My son is just one of the things that lingers on my mind on a daily basis that constitently breaks me down and brings me up. I will continue to be judged for my choice and for becoming pregnant at a young age until the day I die but I know in my heart that he was the one thing that changed my life, forever. Now for my little princess, gosh, I cry everytime I feel her kick or everytime I watch her on ultrasound. I know God put this little angel in my life to bring me peace and let her help hold onto my heart. She has given me such hope that I just couldn't imagine my life ever without her at this point. At the same time though I am getting flash backs of my first pregnancy and that's when the tears fall and when my heart starts to break a little more then it already is. This is supposed to be the happiest time of my life and has only started to become the hardest most challenging part of my life next to watching my son be wheeled away from me. That image is still in my head and I watch it over and over. Some of you may say, well you are just torturing yourself and should put your mind on something else BUT if you haven't been there then you will never understand.

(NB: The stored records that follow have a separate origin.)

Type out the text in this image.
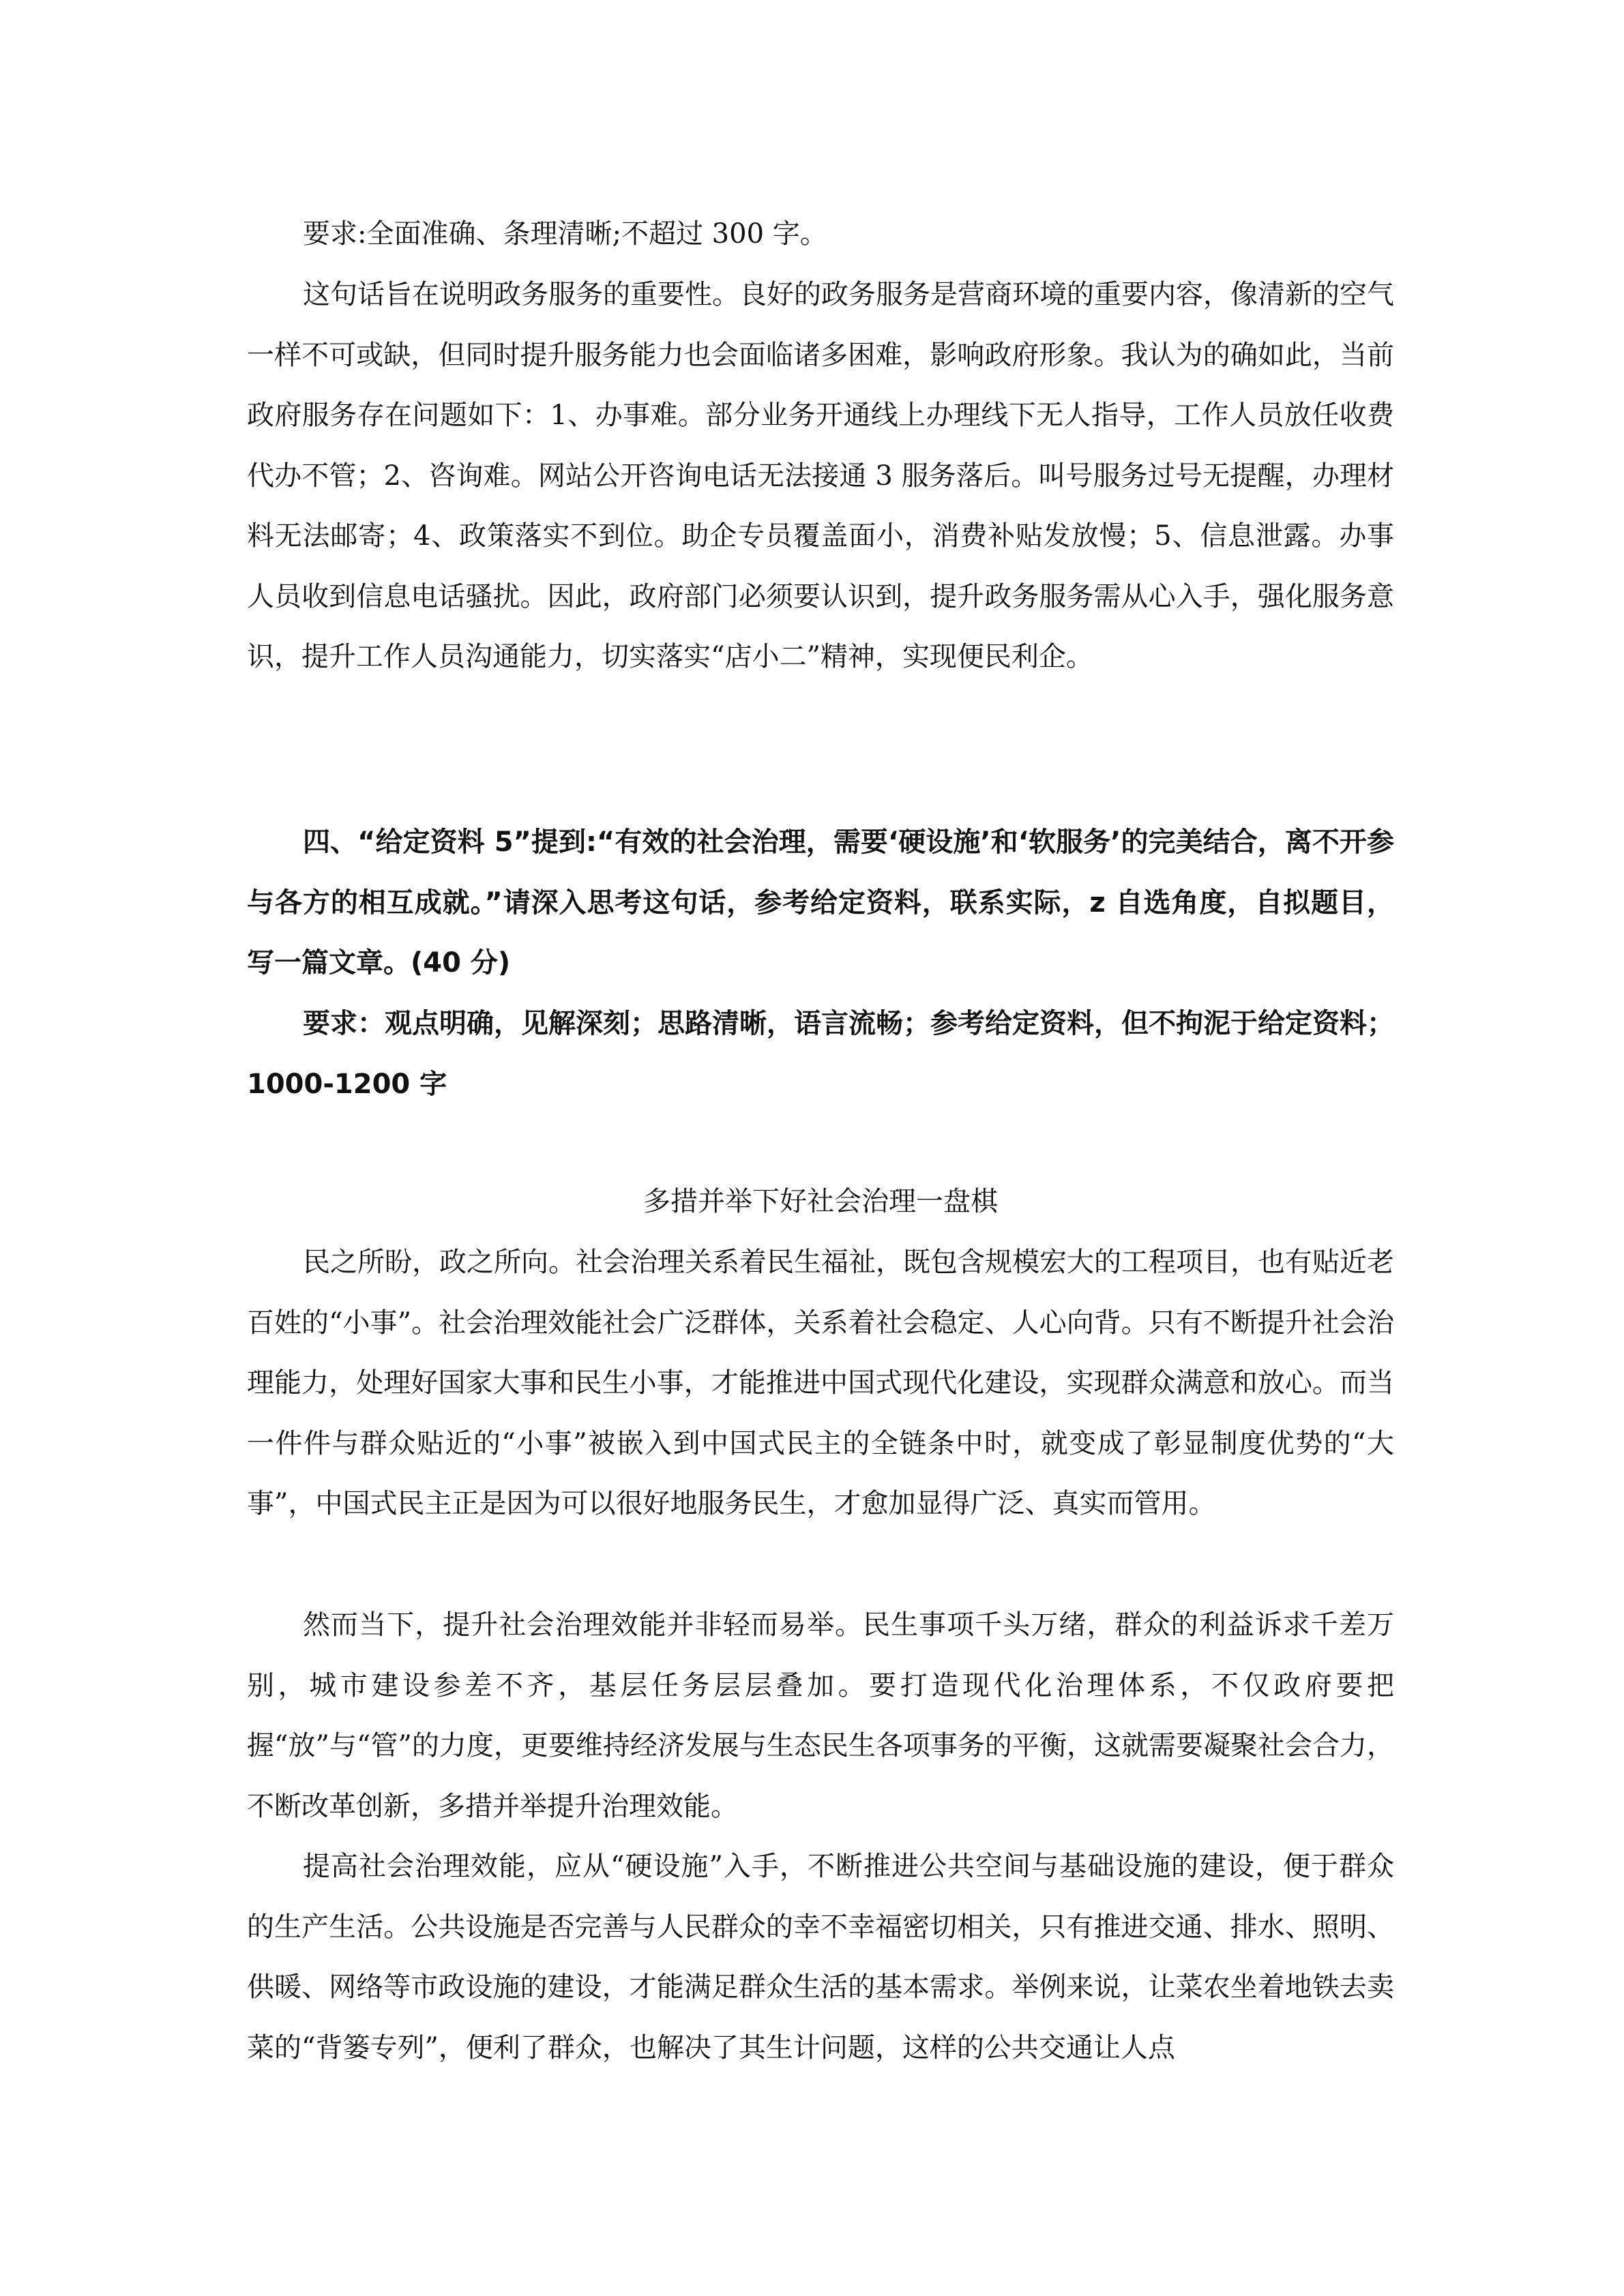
要求:全面准确、条理清晰;不超过 300 字。

这句话旨在说明政务服务的重要性。良好的政务服务是营商环境的重要内容，像清新的空气一样不可或缺，但同时提升服务能力也会面临诸多困难，影响政府形象。我认为的确如此，当前政府服务存在问题如下：1、办事难。部分业务开通线上办理线下无人指导，工作人员放任收费代办不管；2、咨询难。网站公开咨询电话无法接通 3 服务落后。叫号服务过号无提醒，办理材料无法邮寄；4、政策落实不到位。助企专员覆盖面小，消费补贴发放慢；5、信息泄露。办事人员收到信息电话骚扰。因此，政府部门必须要认识到，提升政务服务需从心入手，强化服务意识，提升工作人员沟通能力，切实落实“店小二”精神，实现便民利企。

四、“给定资料 5”提到:“有效的社会治理，需要‘硬设施’和‘软服务’的完美结合，离不开参与各方的相互成就。”请深入思考这句话，参考给定资料，联系实际，z 自选角度，自拟题目，写一篇文章。(40 分)

要求：观点明确，见解深刻；思路清晰，语言流畅；参考给定资料，但不拘泥于给定资料；1000-1200 字

多措并举下好社会治理一盘棋

民之所盼，政之所向。社会治理关系着民生福祉，既包含规模宏大的工程项目，也有贴近老百姓的“小事”。社会治理效能社会广泛群体，关系着社会稳定、人心向背。只有不断提升社会治理能力，处理好国家大事和民生小事，才能推进中国式现代化建设，实现群众满意和放心。而当一件件与群众贴近的“小事”被嵌入到中国式民主的全链条中时，就变成了彰显制度优势的“大事”，中国式民主正是因为可以很好地服务民生，才愈加显得广泛、真实而管用。

然而当下，提升社会治理效能并非轻而易举。民生事项千头万绪，群众的利益诉求千差万别，城市建设参差不齐，基层任务层层叠加。要打造现代化治理体系，不仅政府要把握“放”与“管”的力度，更要维持经济发展与生态民生各项事务的平衡，这就需要凝聚社会合力，不断改革创新，多措并举提升治理效能。

提高社会治理效能，应从“硬设施”入手，不断推进公共空间与基础设施的建设，便于群众的生产生活。公共设施是否完善与人民群众的幸不幸福密切相关，只有推进交通、排水、照明、供暖、网络等市政设施的建设，才能满足群众生活的基本需求。举例来说，让菜农坐着地铁去卖菜的“背篓专列”，便利了群众，也解决了其生计问题，这样的公共交通让人点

I lived with my parents while I was pregnant the first time so this time around has been such a challenge because they were my rocks, my courage and my look to's. They always reasurred me and helped me when I was freaking out or worried about a symptom or weird cramp. I feel so far away from them not that, and I don't know if that is why I have so many health problems because I just keep stressing myself to the point that things are happening or I just really need them. I will always need them. I will always be my parents little girl and my brother's and sister's older sister.

Now getting married at a young age, getting pregnant, and moving out of state at such a young age may have been a mistake, may not have, I don't honestly know. At this point though my life is about Isabella and her health and her stability. She deserves the best life and best of life that I can possibly give her and I am going to dedicate my life to giving that to her. I need to put aside my hurt, anxiety and fears for her, no matter how hard it is. I'm not perfect, God didn't make me perfect, nor did he make anyone else perfect. I know people are going to judge and I take that as it comes because at this point my head already feels halfway underwater and I am just always trying to get enough air to get myself to a good place.

I'm sorry this is soo all over the place but I've just had so much in my brain just scattered ever where and I needed a place to vent and let my feelings come to the surface. Now I have never really talked about my son out loud to the public. Only close friends, family, and God know but it's time, I figure the more I talk about missing him and wishing I could be a bigger part of his life the more I will be able to heal. I'm tired of hiding it from people becuase they will or won't judge me or it isn't there business, well it's my business and it is huge part of who I am and who made me who I am. You are either going to love me or hate me for my choice, that decision however is up to you and you alone. I need prayer, anything helps. I believe God is good and has amazing plans for my life and Isabella's. I just need to trust in him. Trust is the word of the week for me.